Fear panic and greed push markets and stocks excessively high and excessively low, based often on emotion with little regard to fundamentals.

Our job as advisors is to hold the course and keep our eye on the longer term game and not get caught up with short term trends.

Oh and you might be interested to know that CSL recently developed a Cervical Cancer vaccine. A free national immunisation program is now under way, funded by the Commonwealth Government, this vaccine is being widely distributed to young women in Australia and the U.S.

As for the financials to June 30, 2007 CSL reported as follows:

Total Revenue of $3,310million, up 14%.

Net Profit after Tax of $521 million, up 48%.

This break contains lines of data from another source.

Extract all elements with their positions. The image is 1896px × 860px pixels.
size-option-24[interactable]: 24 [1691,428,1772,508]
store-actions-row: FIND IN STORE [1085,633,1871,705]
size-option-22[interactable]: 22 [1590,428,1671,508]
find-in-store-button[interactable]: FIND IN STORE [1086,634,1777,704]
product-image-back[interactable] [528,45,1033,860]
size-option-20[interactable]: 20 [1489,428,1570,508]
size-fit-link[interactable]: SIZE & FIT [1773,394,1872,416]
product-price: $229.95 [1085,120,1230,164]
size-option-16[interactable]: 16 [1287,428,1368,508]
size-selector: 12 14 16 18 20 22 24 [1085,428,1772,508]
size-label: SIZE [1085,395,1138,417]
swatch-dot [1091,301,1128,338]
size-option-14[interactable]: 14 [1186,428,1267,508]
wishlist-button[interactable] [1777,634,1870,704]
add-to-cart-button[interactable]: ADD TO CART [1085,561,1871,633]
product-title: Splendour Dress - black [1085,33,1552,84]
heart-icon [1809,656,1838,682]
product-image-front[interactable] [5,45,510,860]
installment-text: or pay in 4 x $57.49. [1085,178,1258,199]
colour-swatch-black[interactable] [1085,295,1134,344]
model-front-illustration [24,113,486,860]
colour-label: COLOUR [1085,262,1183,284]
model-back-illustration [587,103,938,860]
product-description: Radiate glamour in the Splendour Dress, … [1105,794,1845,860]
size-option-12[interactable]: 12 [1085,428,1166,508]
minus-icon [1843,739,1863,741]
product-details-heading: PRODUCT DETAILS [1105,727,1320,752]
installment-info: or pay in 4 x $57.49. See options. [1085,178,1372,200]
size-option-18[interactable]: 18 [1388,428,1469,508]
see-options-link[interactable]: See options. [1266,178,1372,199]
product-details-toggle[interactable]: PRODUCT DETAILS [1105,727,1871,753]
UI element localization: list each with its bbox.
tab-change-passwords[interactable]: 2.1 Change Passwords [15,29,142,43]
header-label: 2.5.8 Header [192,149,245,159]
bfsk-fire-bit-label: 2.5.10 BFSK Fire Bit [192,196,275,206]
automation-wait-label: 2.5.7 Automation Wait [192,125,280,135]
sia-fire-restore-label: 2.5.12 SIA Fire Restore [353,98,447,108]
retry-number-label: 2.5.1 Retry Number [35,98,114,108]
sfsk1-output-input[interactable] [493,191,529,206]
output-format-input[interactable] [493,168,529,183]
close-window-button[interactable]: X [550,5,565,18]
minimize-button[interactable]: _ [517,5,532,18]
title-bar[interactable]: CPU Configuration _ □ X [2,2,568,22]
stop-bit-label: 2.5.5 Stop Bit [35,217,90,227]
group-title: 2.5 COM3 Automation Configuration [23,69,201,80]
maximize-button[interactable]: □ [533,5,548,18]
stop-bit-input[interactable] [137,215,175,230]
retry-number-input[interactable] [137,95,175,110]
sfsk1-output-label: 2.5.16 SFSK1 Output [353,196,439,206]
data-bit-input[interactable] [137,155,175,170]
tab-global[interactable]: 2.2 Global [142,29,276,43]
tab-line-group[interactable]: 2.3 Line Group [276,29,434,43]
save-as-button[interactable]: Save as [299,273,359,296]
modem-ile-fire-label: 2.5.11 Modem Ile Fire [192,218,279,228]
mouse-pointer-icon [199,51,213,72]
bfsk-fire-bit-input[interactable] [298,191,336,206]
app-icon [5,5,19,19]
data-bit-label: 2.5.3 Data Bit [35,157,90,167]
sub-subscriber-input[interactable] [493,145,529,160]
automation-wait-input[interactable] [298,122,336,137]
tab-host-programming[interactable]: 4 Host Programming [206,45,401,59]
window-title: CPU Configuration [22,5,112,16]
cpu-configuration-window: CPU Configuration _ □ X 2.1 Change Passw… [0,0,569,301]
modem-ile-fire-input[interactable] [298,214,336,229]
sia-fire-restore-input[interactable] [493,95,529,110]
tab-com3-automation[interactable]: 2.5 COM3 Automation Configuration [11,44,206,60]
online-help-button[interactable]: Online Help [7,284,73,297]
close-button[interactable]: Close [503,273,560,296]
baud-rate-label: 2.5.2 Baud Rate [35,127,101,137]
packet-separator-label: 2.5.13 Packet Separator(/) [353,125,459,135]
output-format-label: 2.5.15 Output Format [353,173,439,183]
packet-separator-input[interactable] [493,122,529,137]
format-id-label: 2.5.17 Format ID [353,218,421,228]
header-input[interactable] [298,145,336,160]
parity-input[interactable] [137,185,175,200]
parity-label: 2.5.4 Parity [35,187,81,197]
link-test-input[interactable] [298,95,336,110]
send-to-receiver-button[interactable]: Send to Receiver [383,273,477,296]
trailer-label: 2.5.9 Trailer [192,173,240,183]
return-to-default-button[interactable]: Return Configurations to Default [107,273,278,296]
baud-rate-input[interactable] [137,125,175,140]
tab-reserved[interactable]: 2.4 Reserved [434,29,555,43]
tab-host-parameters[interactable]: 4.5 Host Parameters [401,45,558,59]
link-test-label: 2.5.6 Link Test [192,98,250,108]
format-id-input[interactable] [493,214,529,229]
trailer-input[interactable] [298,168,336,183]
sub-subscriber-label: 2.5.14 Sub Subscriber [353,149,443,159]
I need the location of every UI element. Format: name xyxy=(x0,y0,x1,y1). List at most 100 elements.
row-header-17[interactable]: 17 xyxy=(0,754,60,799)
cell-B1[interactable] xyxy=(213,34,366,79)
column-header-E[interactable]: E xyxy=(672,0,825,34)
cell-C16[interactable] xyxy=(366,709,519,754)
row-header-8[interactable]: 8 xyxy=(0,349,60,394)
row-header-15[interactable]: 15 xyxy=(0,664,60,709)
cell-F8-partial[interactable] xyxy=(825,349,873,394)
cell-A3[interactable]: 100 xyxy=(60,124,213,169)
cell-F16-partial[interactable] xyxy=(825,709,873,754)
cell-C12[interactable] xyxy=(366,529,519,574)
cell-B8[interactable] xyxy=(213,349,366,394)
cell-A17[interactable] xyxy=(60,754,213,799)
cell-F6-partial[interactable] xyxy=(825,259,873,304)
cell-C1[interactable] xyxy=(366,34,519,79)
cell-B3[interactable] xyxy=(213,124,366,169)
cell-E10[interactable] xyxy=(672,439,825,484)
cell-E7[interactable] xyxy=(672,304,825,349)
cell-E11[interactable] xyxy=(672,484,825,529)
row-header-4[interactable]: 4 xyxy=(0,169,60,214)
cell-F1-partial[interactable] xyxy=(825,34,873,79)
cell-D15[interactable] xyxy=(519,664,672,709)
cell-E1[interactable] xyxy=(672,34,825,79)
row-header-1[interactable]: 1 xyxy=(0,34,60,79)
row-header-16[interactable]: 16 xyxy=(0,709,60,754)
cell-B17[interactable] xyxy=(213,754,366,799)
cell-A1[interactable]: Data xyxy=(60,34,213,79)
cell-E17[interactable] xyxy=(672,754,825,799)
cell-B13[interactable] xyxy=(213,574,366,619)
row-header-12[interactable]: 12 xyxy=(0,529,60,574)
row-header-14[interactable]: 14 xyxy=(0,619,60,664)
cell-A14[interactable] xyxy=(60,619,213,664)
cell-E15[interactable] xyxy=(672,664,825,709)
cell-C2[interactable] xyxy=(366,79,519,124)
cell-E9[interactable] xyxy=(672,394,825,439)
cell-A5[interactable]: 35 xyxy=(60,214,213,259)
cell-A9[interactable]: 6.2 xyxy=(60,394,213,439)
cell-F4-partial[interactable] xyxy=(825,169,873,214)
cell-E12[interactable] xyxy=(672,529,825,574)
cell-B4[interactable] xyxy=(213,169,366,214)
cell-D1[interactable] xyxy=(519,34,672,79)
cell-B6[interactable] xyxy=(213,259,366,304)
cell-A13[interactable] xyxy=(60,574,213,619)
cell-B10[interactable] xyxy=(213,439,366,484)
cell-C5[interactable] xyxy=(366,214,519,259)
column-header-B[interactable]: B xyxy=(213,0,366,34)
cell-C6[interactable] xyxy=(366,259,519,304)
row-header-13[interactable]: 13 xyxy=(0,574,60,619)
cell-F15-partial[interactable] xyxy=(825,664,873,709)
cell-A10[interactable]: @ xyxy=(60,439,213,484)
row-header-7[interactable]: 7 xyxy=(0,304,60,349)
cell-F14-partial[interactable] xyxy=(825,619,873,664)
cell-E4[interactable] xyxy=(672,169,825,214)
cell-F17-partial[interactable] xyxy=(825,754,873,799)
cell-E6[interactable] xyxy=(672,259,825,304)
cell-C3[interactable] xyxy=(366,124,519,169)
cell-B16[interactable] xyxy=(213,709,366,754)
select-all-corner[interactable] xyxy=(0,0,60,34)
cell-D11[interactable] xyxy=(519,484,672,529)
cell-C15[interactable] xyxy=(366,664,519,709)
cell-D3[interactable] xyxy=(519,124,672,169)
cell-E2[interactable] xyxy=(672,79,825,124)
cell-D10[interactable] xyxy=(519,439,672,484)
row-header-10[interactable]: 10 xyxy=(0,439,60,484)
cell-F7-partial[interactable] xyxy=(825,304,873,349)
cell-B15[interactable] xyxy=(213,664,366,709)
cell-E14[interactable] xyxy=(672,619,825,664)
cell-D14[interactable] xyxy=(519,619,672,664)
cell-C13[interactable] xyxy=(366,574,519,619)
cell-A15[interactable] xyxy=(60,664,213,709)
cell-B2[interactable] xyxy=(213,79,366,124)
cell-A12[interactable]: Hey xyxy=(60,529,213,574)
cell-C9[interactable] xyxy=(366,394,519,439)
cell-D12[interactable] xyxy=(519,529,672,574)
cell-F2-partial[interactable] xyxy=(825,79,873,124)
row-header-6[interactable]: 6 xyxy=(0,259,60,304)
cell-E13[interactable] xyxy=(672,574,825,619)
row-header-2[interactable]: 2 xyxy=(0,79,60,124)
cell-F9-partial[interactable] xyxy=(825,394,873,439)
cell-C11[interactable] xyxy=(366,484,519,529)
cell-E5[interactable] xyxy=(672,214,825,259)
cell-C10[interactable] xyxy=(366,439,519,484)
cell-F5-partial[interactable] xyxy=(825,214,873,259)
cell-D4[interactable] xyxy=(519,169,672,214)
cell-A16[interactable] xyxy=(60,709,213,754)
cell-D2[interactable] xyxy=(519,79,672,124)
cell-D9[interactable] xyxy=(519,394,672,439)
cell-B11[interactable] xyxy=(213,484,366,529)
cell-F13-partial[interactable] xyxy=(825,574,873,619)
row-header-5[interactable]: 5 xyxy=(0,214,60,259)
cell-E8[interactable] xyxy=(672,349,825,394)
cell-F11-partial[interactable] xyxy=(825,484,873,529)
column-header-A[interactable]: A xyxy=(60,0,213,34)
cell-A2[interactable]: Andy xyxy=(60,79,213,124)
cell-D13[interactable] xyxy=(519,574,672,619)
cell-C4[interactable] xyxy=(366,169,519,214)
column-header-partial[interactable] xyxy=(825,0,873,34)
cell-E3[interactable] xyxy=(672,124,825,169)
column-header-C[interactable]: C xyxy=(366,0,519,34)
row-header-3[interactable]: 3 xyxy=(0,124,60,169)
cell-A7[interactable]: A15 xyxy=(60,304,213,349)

Research & Development Expenditure of $191 million, up 19%.

Dividends Paid

April 13, 2007         49¢    unfranked

October 12, 2007*  55¢    50% franked

* up from 40¢ the previous year.

Instalment Warrants

are now allowed in Self Managed Superannuation Funds (SMSF’s). From September 24, 2007 SMSF’s can effectively borrow or gear an investment with the use of an instalment warrant.

Essentially an instalment warrant is where a trust buys on your behalf an asset with 2 payments required. One payment upfront and one on completion of the contract, often 1 to 5 years away. If you make the final payment on completion of the contract, you receive the underlying asset.

The warrant provider will charge you interest and fees which are calculated and included in each of the 2 payments but you will receive all dividends, imputation credits and capital growth on the asset from inception.

The use of instalment warrants will greatly enhance SMSF’s ability to gear into the share market and even now into property in some limited circumstances.

Caution and careful planning would however be advised.

Like most gearing strategies, unless you get good capital growth from the underlying asset you could end up worse off.

How Much Superannuation Do I Need to Retire?


Opening BalanceWeekly DrawdownDrawdown Commencement
Age 55Age 60Age 65
Funds Exhaused at Age
$600,000$600Age 100+Age 100+Age 100+
$700,000$800Age 100+Age 100+Age 100+
$800,000$800Age 100+Age 100+Age 100+
$900,000$1,000Age 100+Age 100+Age 100+
$1,000,000$1,000Age 100+Age 100+Age 100+
$1,500,000$1,500Age 100+Age 100+Age 100+
$2,000,000$1,500Age 100+Age 100+Age 100+
$2,000Age 100+Age 100+Age 100+

Assumptions: an annual return net of all fees and charges of 8% p.a compounded monthly. with inflation at 3% p.a. Annual draw downs indexed at 3% The above calculation does not take into account taxation payable (only applicable to persons aged 55 – 60), Centrelink benefits that may be received or income from other investments. This information has been provided as a guide only and should not be relied upon as being specific to your situation.